Typically, the aryl, heteroaryl, heterocyclic and carbocyclic groups in R ₁ and R ₅ are unsubstituted or substituted by 1, 2, 3 or 4 unsubstituted substituents, for example 1, 2 or Substituted by 3 unsubstituted substituents and the like. Preferred substituents are halogen atoms and C ₁ -C ₄ alkyl, C ₂ -C ₄ alkenyl, C ₁ -C ₄ alkoxy, C ₂ -C ₄ alkenyloxy, C ₁ -C ₄ haloalkyl, C ₂ -C ₄ haloalkenyl. , C ₁ -C ₄ haloalkoxy, C ₂ -C ₄ haloalkenyloxy, hydroxyl, mercapto, cyano, nitro, C ₁ -C ₄ hydroxyalkyl, C ₂ -C ₄ hydroxyalkenyl, C ₁ -C ₄ alkylthio, C _2- C ₄ alkenylthio and —NR′R ″ groups, characterized in that each R ′ and R ″ are the same or different and represent hydrogen or C ₁ -C ₄ alkyl. More preferred substituents are halogen atoms and unsubstituted C ₁ -C ₄ alkyl, C ₁ -C ₄ alkoxy, hydroxyl, C ₁ -C ₄ haloalkyl, C ₁ -C ₄ haloalkoxy, C ₁ -C ₄ hydroxyalkyl, cyano , Nitro, each R ′ and R ″ are the same or different and contain SR ′ and NR′R ″ groups characterized in that they represent hydrogen or C ₁ -C ₂ alkyl. More preferred substituents include halogen atoms, hydroxyl groups and _C 1 -C ₂ alkyl and _C 1 -C ₂ alkoxy group.

  Most preferably, the above aryl, heteroaryl, heterocyclic and carbocyclic groups are unsubstituted.

When the aryl, heteroaryl, heterocyclic and carbocyclic groups in R ₁ and R ₅ are substituted by 2, 3 or 4 substituents, no more than 2 substituents are selected from hydroxyl, cyano and nitro Is preferred. More preferably, no more than one substituent is selected from hydroxyl, cyano and nitro.
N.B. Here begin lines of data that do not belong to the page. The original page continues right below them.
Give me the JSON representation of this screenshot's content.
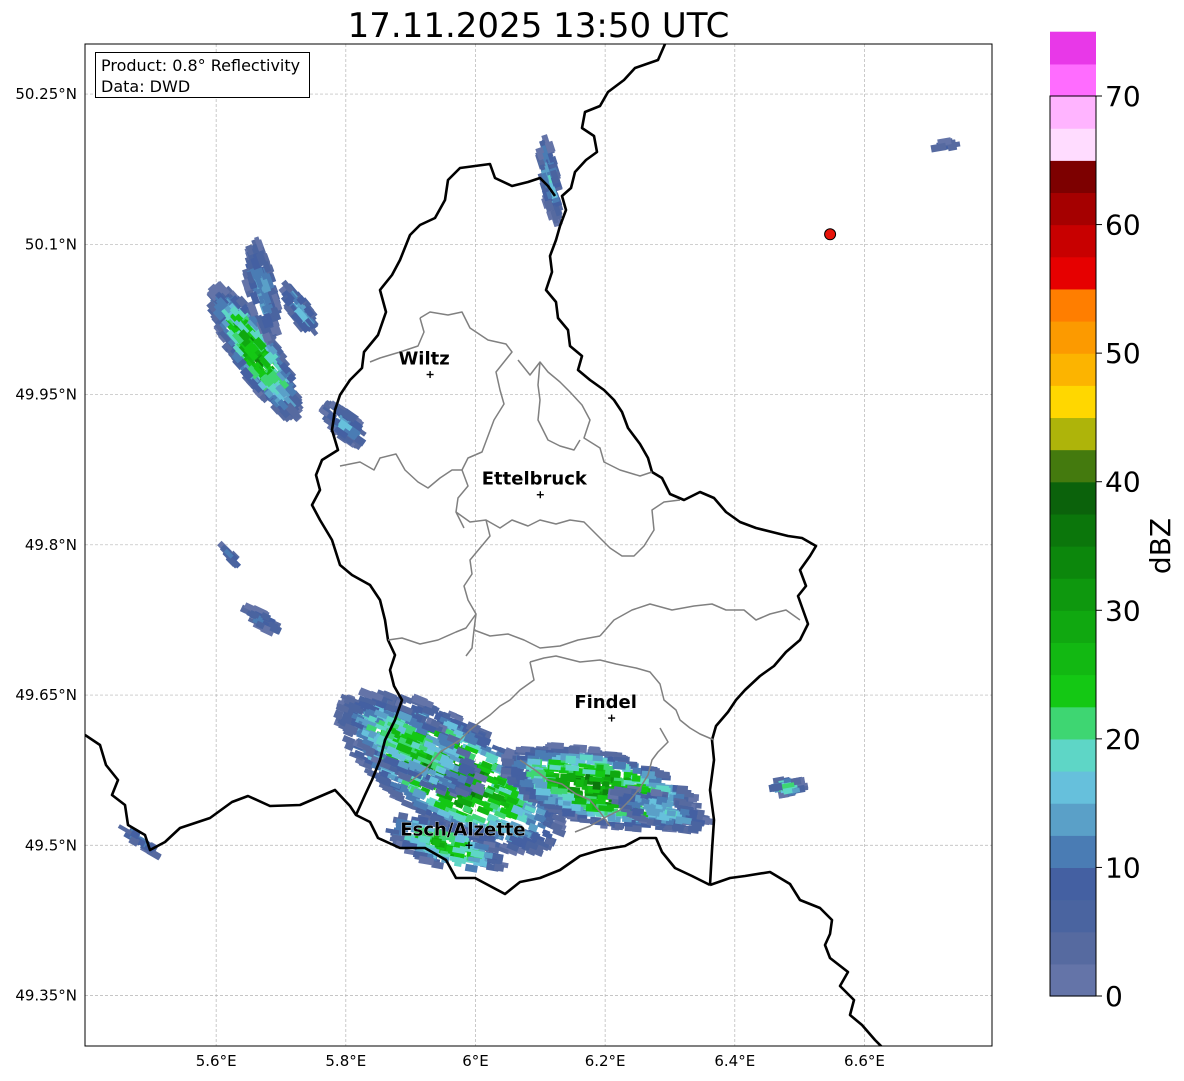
{
  "title": "17.11.2025 13:50 UTC",
  "info": {
    "product": "Product: 0.8° Reflectivity",
    "source": "Data: DWD"
  },
  "map": {
    "lon_range": [
      5.4,
      6.8
    ],
    "lat_range": [
      49.3,
      50.3
    ],
    "lon_ticks": [
      {
        "value": 5.6,
        "label": "5.6°E"
      },
      {
        "value": 5.8,
        "label": "5.8°E"
      },
      {
        "value": 6.0,
        "label": "6°E"
      },
      {
        "value": 6.2,
        "label": "6.2°E"
      },
      {
        "value": 6.4,
        "label": "6.4°E"
      },
      {
        "value": 6.6,
        "label": "6.6°E"
      }
    ],
    "lat_ticks": [
      {
        "value": 50.25,
        "label": "50.25°N"
      },
      {
        "value": 50.1,
        "label": "50.1°N"
      },
      {
        "value": 49.95,
        "label": "49.95°N"
      },
      {
        "value": 49.8,
        "label": "49.8°N"
      },
      {
        "value": 49.65,
        "label": "49.65°N"
      },
      {
        "value": 49.5,
        "label": "49.5°N"
      },
      {
        "value": 49.35,
        "label": "49.35°N"
      }
    ],
    "grid": true,
    "cities": [
      {
        "name": "Wiltz",
        "lon": 5.93,
        "lat": 49.97
      },
      {
        "name": "Ettelbruck",
        "lon": 6.1,
        "lat": 49.85
      },
      {
        "name": "Findel",
        "lon": 6.21,
        "lat": 49.627
      },
      {
        "name": "Esch/Alzette",
        "lon": 5.99,
        "lat": 49.5
      }
    ],
    "marker": {
      "lon": 6.547,
      "lat": 50.11,
      "color": "#e8140a"
    }
  },
  "colorbar": {
    "label": "dBZ",
    "min": 0,
    "max": 70,
    "ticks": [
      0,
      10,
      20,
      30,
      40,
      50,
      60,
      70
    ],
    "step": 2.5,
    "colors": [
      "#6474a8",
      "#566aa0",
      "#4a64a0",
      "#4460a2",
      "#4a7cb4",
      "#5aa0c8",
      "#66c0dc",
      "#5ed6c6",
      "#3ed672",
      "#14c814",
      "#12b812",
      "#10a810",
      "#0e980e",
      "#0c870c",
      "#0b760b",
      "#0b620b",
      "#447a0e",
      "#aeb40a",
      "#ffd700",
      "#fcb400",
      "#fc9a00",
      "#ff7e00",
      "#e60000",
      "#c80000",
      "#a50000",
      "#7d0000",
      "#ffdcff",
      "#ffb4ff",
      "#ff6cff",
      "#e838e8"
    ]
  },
  "chart_data": {
    "type": "heatmap",
    "title": "17.11.2025 13:50 UTC",
    "variable": "0.8° Reflectivity",
    "units": "dBZ",
    "xlim": [
      5.4,
      6.8
    ],
    "ylim": [
      49.3,
      50.3
    ],
    "color_range": [
      0,
      70
    ],
    "echoes": [
      {
        "region": "south cell west",
        "lon_range": [
          5.76,
          6.12
        ],
        "lat_range": [
          49.45,
          49.65
        ],
        "peak_dbz": 30
      },
      {
        "region": "south cell east",
        "lon_range": [
          6.08,
          6.36
        ],
        "lat_range": [
          49.49,
          49.61
        ],
        "peak_dbz": 30
      },
      {
        "region": "northwest band",
        "lon_range": [
          5.55,
          5.86
        ],
        "lat_range": [
          49.88,
          50.1
        ],
        "peak_dbz": 30
      },
      {
        "region": "northern strip",
        "lon_range": [
          6.05,
          6.14
        ],
        "lat_range": [
          50.09,
          50.22
        ],
        "peak_dbz": 15
      },
      {
        "region": "small east cell",
        "lon_range": [
          6.46,
          6.51
        ],
        "lat_range": [
          49.54,
          49.57
        ],
        "peak_dbz": 22
      }
    ]
  }
}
  As used herein, a pharmaceutically acceptable salt is a salt with a pharmaceutically acceptable acid or base. Pharmaceutically acceptable acids are inorganic acids such as hydrochloric acid, sulfuric acid, phosphoric acid, diphosphoric acid, hydrobromic acid or nitric acid, and citric acid, fumaric acid, maleic acid, malic acid, ascorbic acid, succinic acid, tartaric acid, benzoic acid It includes any organic acid such as acid, acetic acid, methanesulfonic acid, ethanesulfonic acid, benzenesulfonic acid or p-toluenesulfonic acid. Pharmaceutically acceptable bases include alkali metal (eg, sodium or potassium) and alkaline earth metal (eg, calcium or magnesium) hydroxides and organic bases such as alkylamines, aralkylamines and heterocyclic amines.
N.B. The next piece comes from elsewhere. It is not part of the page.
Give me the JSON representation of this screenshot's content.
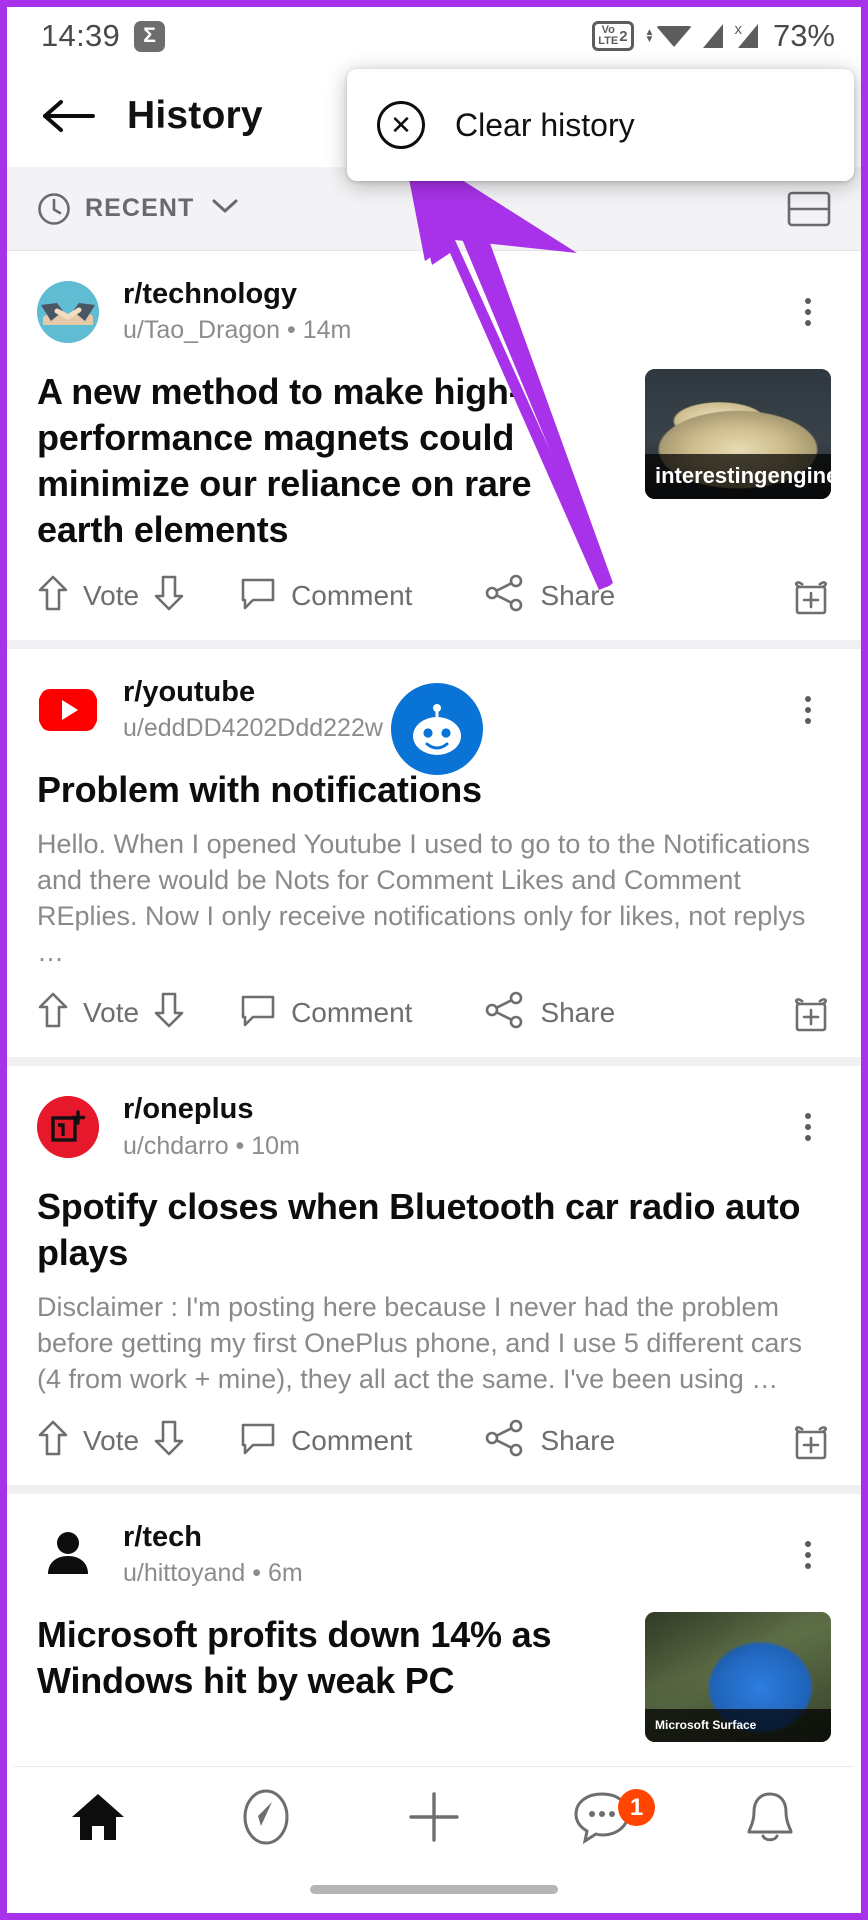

  The term “solvate” refers to a complex or aggregate of one or more solutes, ie, a compound of the invention or a pharmaceutically acceptable salt thereof and one or more solvent molecules. Such solvates are typically crystalline solids with a fairly fixed molar ratio of solute and solvent. Typical solvents include, by way of example, water, methanol, ethanol, isopropanol, acetic acid and the like. When the solvent is water, the solvate formed is a hydrate.
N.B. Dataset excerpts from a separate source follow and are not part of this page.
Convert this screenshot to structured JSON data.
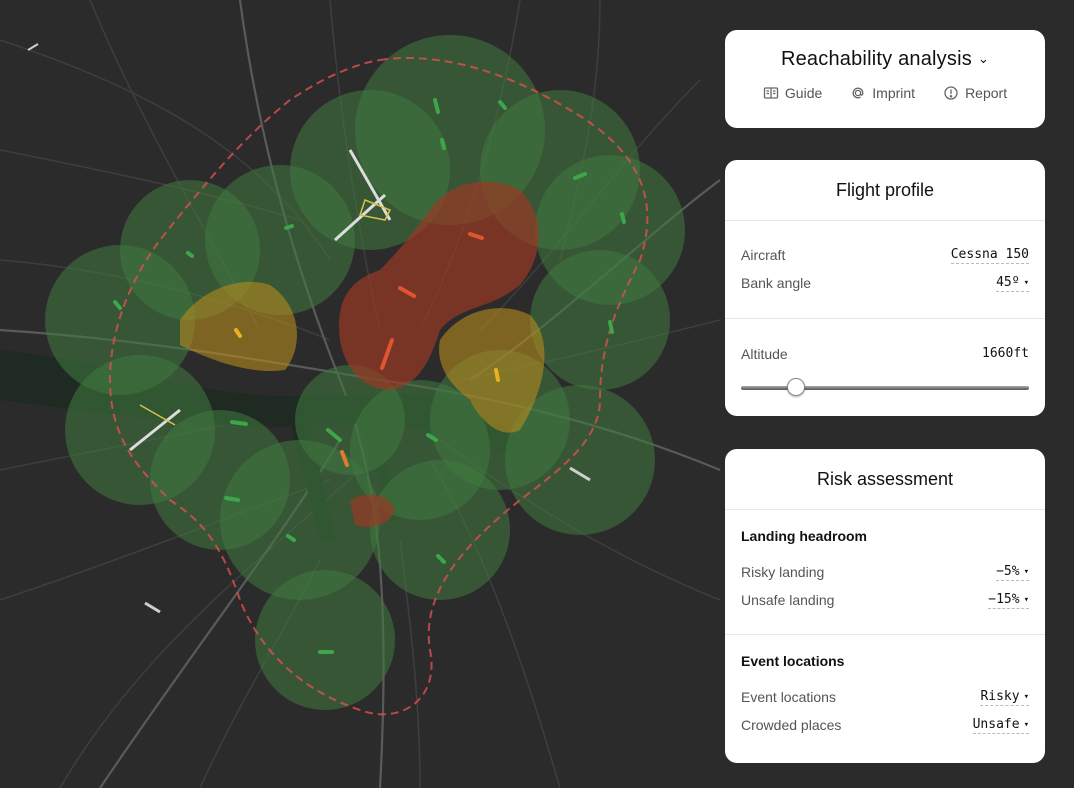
{
  "header": {
    "title": "Reachability analysis",
    "links": [
      {
        "label": "Guide",
        "icon": "book-icon"
      },
      {
        "label": "Imprint",
        "icon": "at-icon"
      },
      {
        "label": "Report",
        "icon": "alert-circle-icon"
      }
    ]
  },
  "flight_profile": {
    "title": "Flight profile",
    "aircraft_label": "Aircraft",
    "aircraft_value": "Cessna 150",
    "bank_label": "Bank angle",
    "bank_value": "45º",
    "altitude_label": "Altitude",
    "altitude_value": "1660ft",
    "altitude_slider_fraction": 0.17
  },
  "risk_assessment": {
    "title": "Risk assessment",
    "landing_section": "Landing headroom",
    "risky_label": "Risky landing",
    "risky_value": "−5%",
    "unsafe_label": "Unsafe landing",
    "unsafe_value": "−15%",
    "event_section": "Event locations",
    "event_label": "Event locations",
    "event_value": "Risky",
    "crowded_label": "Crowded places",
    "crowded_value": "Unsafe"
  },
  "colors": {
    "map_background": "#2b2b2b",
    "safe_zone": "#3f7a3f",
    "risky_zone": "#b58a1e",
    "unsafe_zone": "#9a3b24",
    "boundary": "#e05050"
  }
}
  The compounds of the present invention contain chiral centers. Thus, it can be used in the form of a racemic mixture, one optical isomer, or a mixture enriched in one or more stereoisomers. The scope of the invention as described and claimed includes the racemic forms of the compounds of the invention, as well as the individual optical isomers and stereoisomer enriched mixtures.

  The term “or a pharmaceutically acceptable salt or solvate thereof” is intended to include all permutations of salts and solvates, such as a solvate of a pharmaceutically acceptable salt of a compound of the invention. Yes.

R ₅ and R ₆ may be an aliphatic group having 3 to 29 carbon atoms. Typically, aliphatic groups are not cyclic. Aliphatic groups are typically linear or branched, preferably linear. Typically, aliphatic groups have 7 to 25 carbon atoms, more preferably 11 to 25 carbon atoms. An aliphatic group is typically unsubstituted or substituted with one hydroxyl group. An aliphatic group is typically unsubstituted.

  The aliphatic group may be saturated, monounsaturated or polyunsaturated. Saturated aliphatic groups are preferred.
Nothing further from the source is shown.